Yeomanson soon took to his decks, spinning that black wax you actually want hogging your eustachians. Once the rest of the Spam Allstars joined him on Blue Martini's elevated, behind-the-bar stage, it was obvious that, candle or no, his hearing was A-OK.
"It's possible that it just didn't work for him," was the response I got the next day from Jackie Bressler, manager of Revolution. "You gotta fit it just right to get the suction going." Through dumb luck, I had encountered a true ear candle practitioner. "I'm not a coneologist, but I do love it," she said, then described the meditation room in her house where she'd candled countless musician friends to keep their orejas in top shape. "I try to set up a nice atmosphere, light candles, play music, have them lie down and relax. I think you need that for it to work. They say there are a lot of spiritual elements to it emotional cleansing and purifying of the spirit but I don't get into that. I think of this as a nice hour you spend with someone in a very relaxed state. And your ears come out a little cleaner."
If anyone was gonna save Beatcomber's best assets, it was Bressler. Unfortunately, she was in typical overdrive mode and had no time to slurp the crud out of some volume-damaged journo's hearholes.
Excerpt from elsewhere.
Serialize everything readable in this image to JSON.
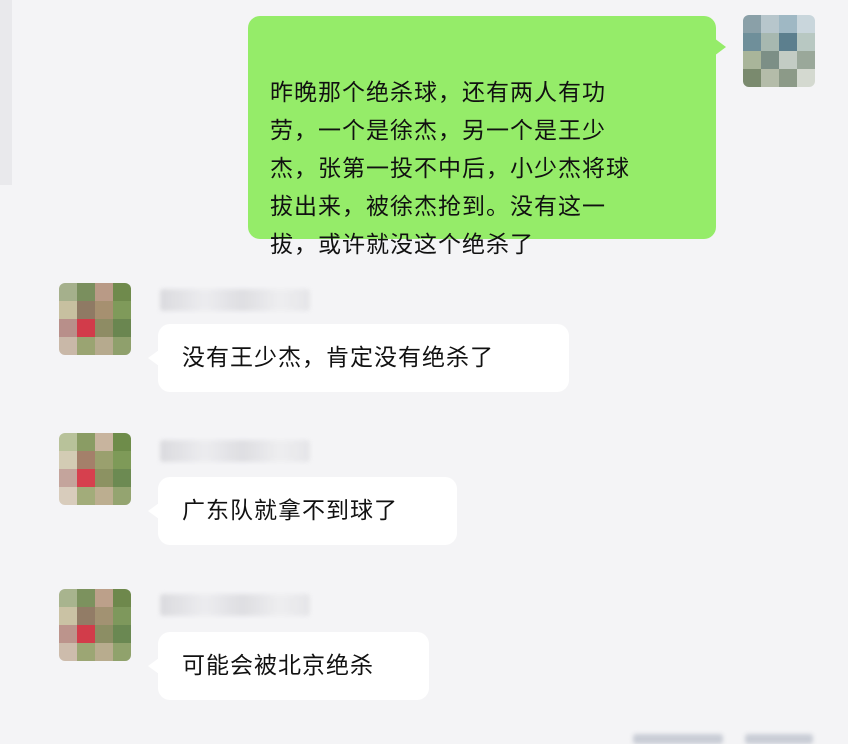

So I took matters into my own hands and made arrangements to suck the matter out of my own ears.
Actually, I had a friend do it.
There I was a few nights ago, lying on my side on Inside Scoop's floor with a candle pointing north out of my left ear. A sheet of tin foil was all that separated the flame from my hair, which I've learned over the years is surprisingly flammable. She leaned over and lit the tube.
The first thing I noticed was the sound, like the fizz of soda poured into a glass, rising into a slow, sautéing sizzle. Then warmth, distant but certain and very soothing, in my inner ear. From the sizzle, I could feel tiny Pop Rocks crackle in my ear, and the sound of speaker static grew louder as the flame neared my ear. There was a slight pressure change, and from the corner of my eye, I saw smoke from the candle rising toward the ceiling.
"It looks like a giant, smoking joint," Scoop said.
The sputtering hiss never rose above a close whisper but still sounded rather unsettling. There was no Hoover-to-the-ear sucking sensation, but when Scoop doused the flame in a cup of water and I sat up, something had changed. The left side of my head was lighter; it wanted up while the right side wanted down. We took the burned remains of the candle about three inches of singed, wax tube and scissored it open. The evidence: a thick, ochre glob of congealed goo. It was earwax, clearly of a different consistency than the candle, that looked as if it had seeped up from my ear and into the bottom of the tube. It also looked quite foul.
We were grossed out and totally astounded. We did my other ear. Then we did hers.
"I feel like I'm high," I said afterward, a little loopy and exceedingly mellowed. Inside Scoop concurred, but she was high before we started. The clarity that Jackie had described was there, but so was a giddy, open-headed sense that if you could unblock your ears with a candle, anything is possible. Even hearing something to like in Coldplay.